Il gentiluomo spiega accuratamente: «Il liutaio Giuseppe Guarneri fu in galera accusato di omicidio. Lì costruì questo strumento intridendolo di una particolarità sua propria assai unica, quella di far balzare il tempo, così da accorciare gli anni suoi di prigionia… Contentatevi di sapere che se voi vorrete far compiere alla vita balzi innanzi, ebbene voi eseguirete con molta attenzione le note che io adesso vi farò sentire».
Il gentiluomo prende ad eseguire una sfilza di tredici note, aguzze e quasi dissonanti, come un lungo spiacevole brivido di spilli di ghiaccio. Quindi restituisce il violino al giovanotto: «Provate».
«Credo d’aver capito soltanto che lei mi vuol far dono di questo violino e…».
«Oh, non “far dono”!» interrompe il gentiluomo. «Voi pagherete il violino, non adesso, più in là, un giorno. Ora dovete solamente suonare le Tredici note.
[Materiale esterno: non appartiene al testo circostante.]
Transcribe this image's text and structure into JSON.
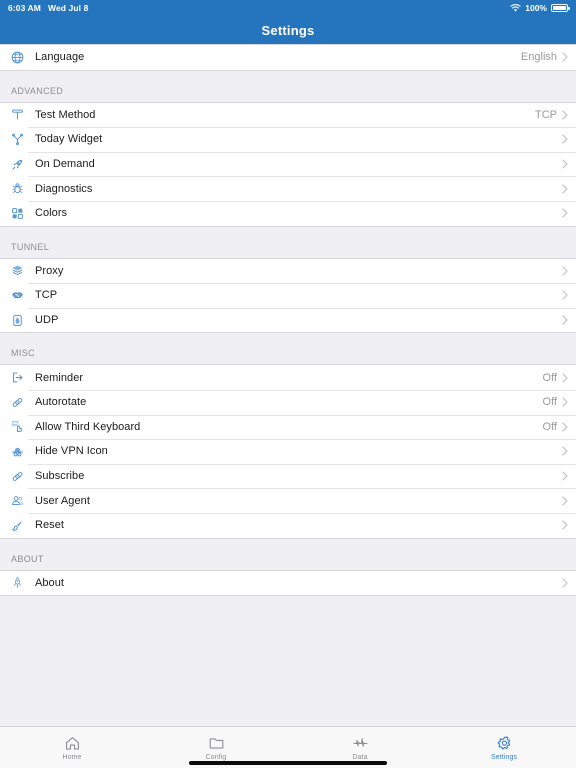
{
  "status_bar": {
    "time": "6:03 AM",
    "date": "Wed Jul 8",
    "battery_percent": "100%",
    "wifi_icon": "wifi-icon",
    "battery_icon": "battery-full-icon"
  },
  "nav": {
    "title": "Settings"
  },
  "colors": {
    "nav_background": "#2575be",
    "accent": "#4a8fd4",
    "tab_active": "#3b7fd4",
    "tab_inactive": "#8e8e93",
    "page_background": "#efeff4",
    "row_background": "#ffffff",
    "value_text": "#9a9a9f",
    "section_header_text": "#8d8d92"
  },
  "sections": [
    {
      "header": "",
      "rows": [
        {
          "label": "Language",
          "value": "English",
          "icon": "globe-icon",
          "chevron": true
        }
      ]
    },
    {
      "header": "ADVANCED",
      "rows": [
        {
          "label": "Test Method",
          "value": "TCP",
          "icon": "hammer-icon",
          "chevron": true
        },
        {
          "label": "Today Widget",
          "value": "",
          "icon": "branch-icon",
          "chevron": true
        },
        {
          "label": "On Demand",
          "value": "",
          "icon": "rocket-icon",
          "chevron": true
        },
        {
          "label": "Diagnostics",
          "value": "",
          "icon": "bug-icon",
          "chevron": true
        },
        {
          "label": "Colors",
          "value": "",
          "icon": "grid-icon",
          "chevron": true
        }
      ]
    },
    {
      "header": "TUNNEL",
      "rows": [
        {
          "label": "Proxy",
          "value": "",
          "icon": "layers-icon",
          "chevron": true
        },
        {
          "label": "TCP",
          "value": "",
          "icon": "handshake-icon",
          "chevron": true
        },
        {
          "label": "UDP",
          "value": "",
          "icon": "badge-icon",
          "chevron": true
        }
      ]
    },
    {
      "header": "MISC",
      "rows": [
        {
          "label": "Reminder",
          "value": "Off",
          "icon": "exit-arrow-icon",
          "chevron": true
        },
        {
          "label": "Autorotate",
          "value": "Off",
          "icon": "link-icon",
          "chevron": true
        },
        {
          "label": "Allow Third Keyboard",
          "value": "Off",
          "icon": "keyboard-hand-icon",
          "chevron": true
        },
        {
          "label": "Hide VPN Icon",
          "value": "",
          "icon": "incognito-icon",
          "chevron": true
        },
        {
          "label": "Subscribe",
          "value": "",
          "icon": "link-icon",
          "chevron": true
        },
        {
          "label": "User Agent",
          "value": "",
          "icon": "people-icon",
          "chevron": true
        },
        {
          "label": "Reset",
          "value": "",
          "icon": "brush-icon",
          "chevron": true
        }
      ]
    },
    {
      "header": "ABOUT",
      "rows": [
        {
          "label": "About",
          "value": "",
          "icon": "rocket-pin-icon",
          "chevron": true
        }
      ]
    }
  ],
  "tabs": [
    {
      "label": "Home",
      "icon": "house-icon",
      "active": false
    },
    {
      "label": "Config",
      "icon": "folder-icon",
      "active": false
    },
    {
      "label": "Data",
      "icon": "waveform-icon",
      "active": false
    },
    {
      "label": "Settings",
      "icon": "gear-icon",
      "active": true
    }
  ]
}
Le ricordate?».
Niccolò riprende il violino. Poggia con cautela l’archetto sulle corde: ed ecco levarsi quelle note penetranti ed aspre… In quel punto si apre una finestra lì sopra, e spiove una voce catarrosa: «Basta con codesta sminfa, fannulloni! Qui ci s’alza presto per andare a lavorare!».
Alla voce fa seguito una gran catinellata d’acqua ghiaccia che investe Niccolò dalla testa ai piedi mozzandogli il fiato, fermandogli il cuore, bloccandogli il tempo e la memoria.
*** … Niccolò ripiglia coscienza, si direbbe subito, in un momento. E invece ha riaperto gli occhi in una gran luce, e le sue orecchie sono investite da un fragoroso applauso.
«Dove mi trovo?» si chiede.
Con la destra tiene il manico del violino prodigioso, nella sinistra ha l’archetto ed è chino in avanti, nell’atto di ringraziare la platea di allievi e maestri del Conservatorio che hanno ascoltato con entusiasmo il suo saggio di diploma. Bravo, benissimo, straordinario, questo ragazzo farà molto parlare di sé!
Egli si sente al culmine del benessere, pur se totalmente smemorato. Muove veloce verso il fondo del piccolo palcoscenico con le code del frac che gli svolazzano dietro. Ma gli applausi non cessano. «Bis, bis, bis!».